Chapter 6:

16-18 Innocent games, Exhausting mind, Pray again and again

World of Shattered Mind


#16 Innocent games

When I started destroying my identity I was removing anything related to fantasy, violence from my life even when I loved the things I was abandoning.

At the time I got into game dev and started making some games. I was forcing myself to make them as peaceful as possible. My first game was named _______, the point was that a power outage happened and you went to refill batteries with happiness. When you finished it just said that everyone was happy.

Later most of my games were puzzle. I also started working on an openworld game called Peaceland.
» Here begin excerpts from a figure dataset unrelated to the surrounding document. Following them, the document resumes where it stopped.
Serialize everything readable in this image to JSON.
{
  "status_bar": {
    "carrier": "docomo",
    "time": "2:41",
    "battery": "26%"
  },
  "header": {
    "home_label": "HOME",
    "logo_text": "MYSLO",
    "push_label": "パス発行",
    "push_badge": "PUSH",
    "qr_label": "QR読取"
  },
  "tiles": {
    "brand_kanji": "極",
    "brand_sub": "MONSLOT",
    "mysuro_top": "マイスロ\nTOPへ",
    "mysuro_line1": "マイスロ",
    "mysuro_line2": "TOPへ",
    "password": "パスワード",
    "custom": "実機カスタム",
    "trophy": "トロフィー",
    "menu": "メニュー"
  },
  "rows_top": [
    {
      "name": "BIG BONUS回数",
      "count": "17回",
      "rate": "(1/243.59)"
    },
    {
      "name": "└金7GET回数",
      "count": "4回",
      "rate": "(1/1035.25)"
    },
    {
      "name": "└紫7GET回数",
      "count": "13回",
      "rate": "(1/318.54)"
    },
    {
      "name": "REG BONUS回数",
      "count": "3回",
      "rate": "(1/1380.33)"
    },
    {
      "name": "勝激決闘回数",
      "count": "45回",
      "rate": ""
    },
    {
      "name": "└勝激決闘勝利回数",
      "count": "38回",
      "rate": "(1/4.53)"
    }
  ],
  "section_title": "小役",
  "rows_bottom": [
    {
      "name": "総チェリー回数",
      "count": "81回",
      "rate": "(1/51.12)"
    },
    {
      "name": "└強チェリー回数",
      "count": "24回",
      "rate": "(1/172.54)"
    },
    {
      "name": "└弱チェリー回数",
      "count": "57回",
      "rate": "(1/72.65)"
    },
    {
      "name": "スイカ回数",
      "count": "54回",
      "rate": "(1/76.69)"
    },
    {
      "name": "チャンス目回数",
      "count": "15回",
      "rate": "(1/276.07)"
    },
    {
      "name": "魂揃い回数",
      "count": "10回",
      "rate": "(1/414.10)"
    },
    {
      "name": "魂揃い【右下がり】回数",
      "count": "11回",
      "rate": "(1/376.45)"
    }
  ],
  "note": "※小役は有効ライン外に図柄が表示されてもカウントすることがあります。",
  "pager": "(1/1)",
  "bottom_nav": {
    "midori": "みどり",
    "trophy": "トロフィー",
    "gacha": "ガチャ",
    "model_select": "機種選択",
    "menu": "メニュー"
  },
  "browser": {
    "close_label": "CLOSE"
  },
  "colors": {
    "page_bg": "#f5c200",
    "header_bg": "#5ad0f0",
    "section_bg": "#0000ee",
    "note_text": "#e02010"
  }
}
It had procedurally generated terrain, but I didn’t include any creatures definitely not hostile ones. I planned for one that would act as players assistant but never got finished.

I also made a 2 player game called ______. I couldn’t handle the thought that I made a competitive game. I removed it from internet and wiped all backups. In similar way I destroyed 3 other games I made for various reasons.

#17 Exhausting mind

I was once working on a game called Peaceland. At that time I was full of anxiety so working on that game was hard. I was limiting the things I could do in life at the time so I kept working on it all the time.
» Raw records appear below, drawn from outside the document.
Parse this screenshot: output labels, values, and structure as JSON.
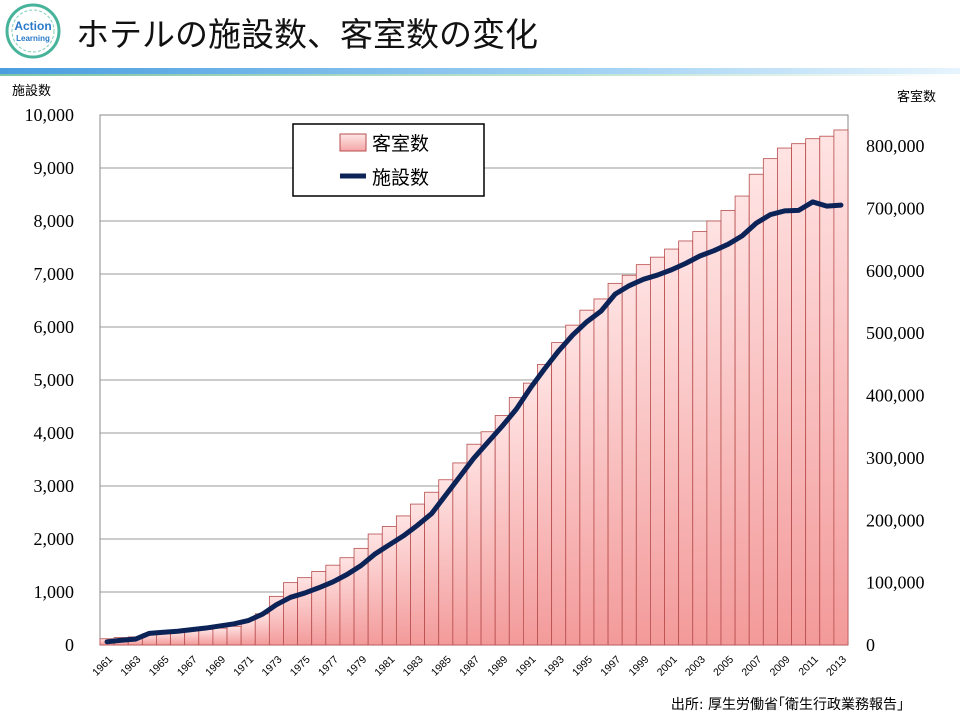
{
  "header": {
    "title": "ホテルの施設数、客室数の変化",
    "logo_line1": "Action",
    "logo_line2": "Learning"
  },
  "source": "出所: 厚生労働省｢衛生行政業務報告｣",
  "colors": {
    "bar_fill_top": "#ffe3e3",
    "bar_fill_bottom": "#f39a9a",
    "bar_stroke": "#b84d4d",
    "line": "#0c2357",
    "grid": "#999999",
    "accent": "#2a7ac9"
  },
  "chart_data": {
    "type": "bar+line",
    "title": "ホテルの施設数、客室数の変化",
    "left_axis_label": "施設数",
    "right_axis_label": "客室数",
    "left_ylim": [
      0,
      10000
    ],
    "right_ylim": [
      0,
      850000
    ],
    "left_ticks": [
      "0",
      "1,000",
      "2,000",
      "3,000",
      "4,000",
      "5,000",
      "6,000",
      "7,000",
      "8,000",
      "9,000",
      "10,000"
    ],
    "left_tick_values": [
      0,
      1000,
      2000,
      3000,
      4000,
      5000,
      6000,
      7000,
      8000,
      9000,
      10000
    ],
    "right_ticks": [
      "0",
      "100,000",
      "200,000",
      "300,000",
      "400,000",
      "500,000",
      "600,000",
      "700,000",
      "800,000"
    ],
    "right_tick_values": [
      0,
      100000,
      200000,
      300000,
      400000,
      500000,
      600000,
      700000,
      800000
    ],
    "x_tick_labels": [
      "1961",
      "1963",
      "1965",
      "1967",
      "1969",
      "1971",
      "1973",
      "1975",
      "1977",
      "1979",
      "1981",
      "1983",
      "1985",
      "1987",
      "1989",
      "1991",
      "1993",
      "1995",
      "1997",
      "1999",
      "2001",
      "2003",
      "2005",
      "2007",
      "2009",
      "2011",
      "2013"
    ],
    "years": [
      1961,
      1962,
      1963,
      1964,
      1965,
      1966,
      1967,
      1968,
      1969,
      1970,
      1971,
      1972,
      1973,
      1974,
      1975,
      1976,
      1977,
      1978,
      1979,
      1980,
      1981,
      1982,
      1983,
      1984,
      1985,
      1986,
      1987,
      1988,
      1989,
      1990,
      1991,
      1992,
      1993,
      1994,
      1995,
      1996,
      1997,
      1998,
      1999,
      2000,
      2001,
      2002,
      2003,
      2004,
      2005,
      2006,
      2007,
      2008,
      2009,
      2010,
      2011,
      2012,
      2013
    ],
    "legend": {
      "bars": "客室数",
      "line": "施設数",
      "position": "top-center"
    },
    "series": [
      {
        "name": "客室数",
        "type": "bar",
        "axis": "right",
        "values": [
          10000,
          12000,
          13000,
          18000,
          20000,
          21000,
          23000,
          25000,
          27000,
          30000,
          40000,
          50000,
          78000,
          100000,
          108000,
          118000,
          128000,
          140000,
          155000,
          178000,
          190000,
          207000,
          226000,
          245000,
          265000,
          292000,
          322000,
          342000,
          368000,
          397000,
          420000,
          450000,
          485000,
          513000,
          537000,
          555000,
          580000,
          593000,
          610000,
          622000,
          635000,
          648000,
          663000,
          680000,
          697000,
          720000,
          755000,
          780000,
          797000,
          804000,
          812000,
          816000,
          826000
        ]
      },
      {
        "name": "施設数",
        "type": "line",
        "axis": "left",
        "values": [
          60,
          90,
          110,
          220,
          240,
          260,
          290,
          320,
          360,
          400,
          460,
          580,
          760,
          900,
          980,
          1080,
          1190,
          1330,
          1500,
          1720,
          1890,
          2060,
          2260,
          2480,
          2830,
          3180,
          3530,
          3830,
          4130,
          4450,
          4850,
          5210,
          5550,
          5850,
          6100,
          6300,
          6620,
          6780,
          6900,
          6980,
          7080,
          7200,
          7340,
          7440,
          7560,
          7720,
          7960,
          8120,
          8190,
          8200,
          8360,
          8280,
          8300
        ]
      }
    ]
  }
}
I worked on it day and night, whenever I was somewhere else I was thinking of it and how would I progress. When I walked outside I thought of different things I wanted to implement and how to. I had no self-care at the time. As my mental health was declining over the years so was my self care.

I was exhausted but kept working on it, again, again and again not getting the rest I needed. I didn’t even have many places to rest. My insane mind was always making my life hell either way and I’ve gotten used to the pain.

One evening I just started laughing on and on and on. I couldn’t work anymore and yet I did. The game was never finished, other matters in life butted in and when they ended I never returned to making it.

#18 Pray again and again

At one point I started thinking “Do what god wants and he will save you.”. Of course it didn’t work as it was just a placebo. I didn’t realize back then desperately wanting a way out of my insanity.

One thing I started doing was praying 3 times a day. When I prayed I feared that I somehow prayed disrespectfully or wrong so I usually ended up praying for 10-20 minutes or longer. I hated it, I felt like it was ripping me apart but I continued.

This destroyed my morning routine. I used to wake up an hour early to have time for myself before a day started. It changed to praying the 1. half and feeling like shit the second.

Months after that I stopped with my morning routine and woke up as late as possible, the praying was not the only factor why, but was a big part of it.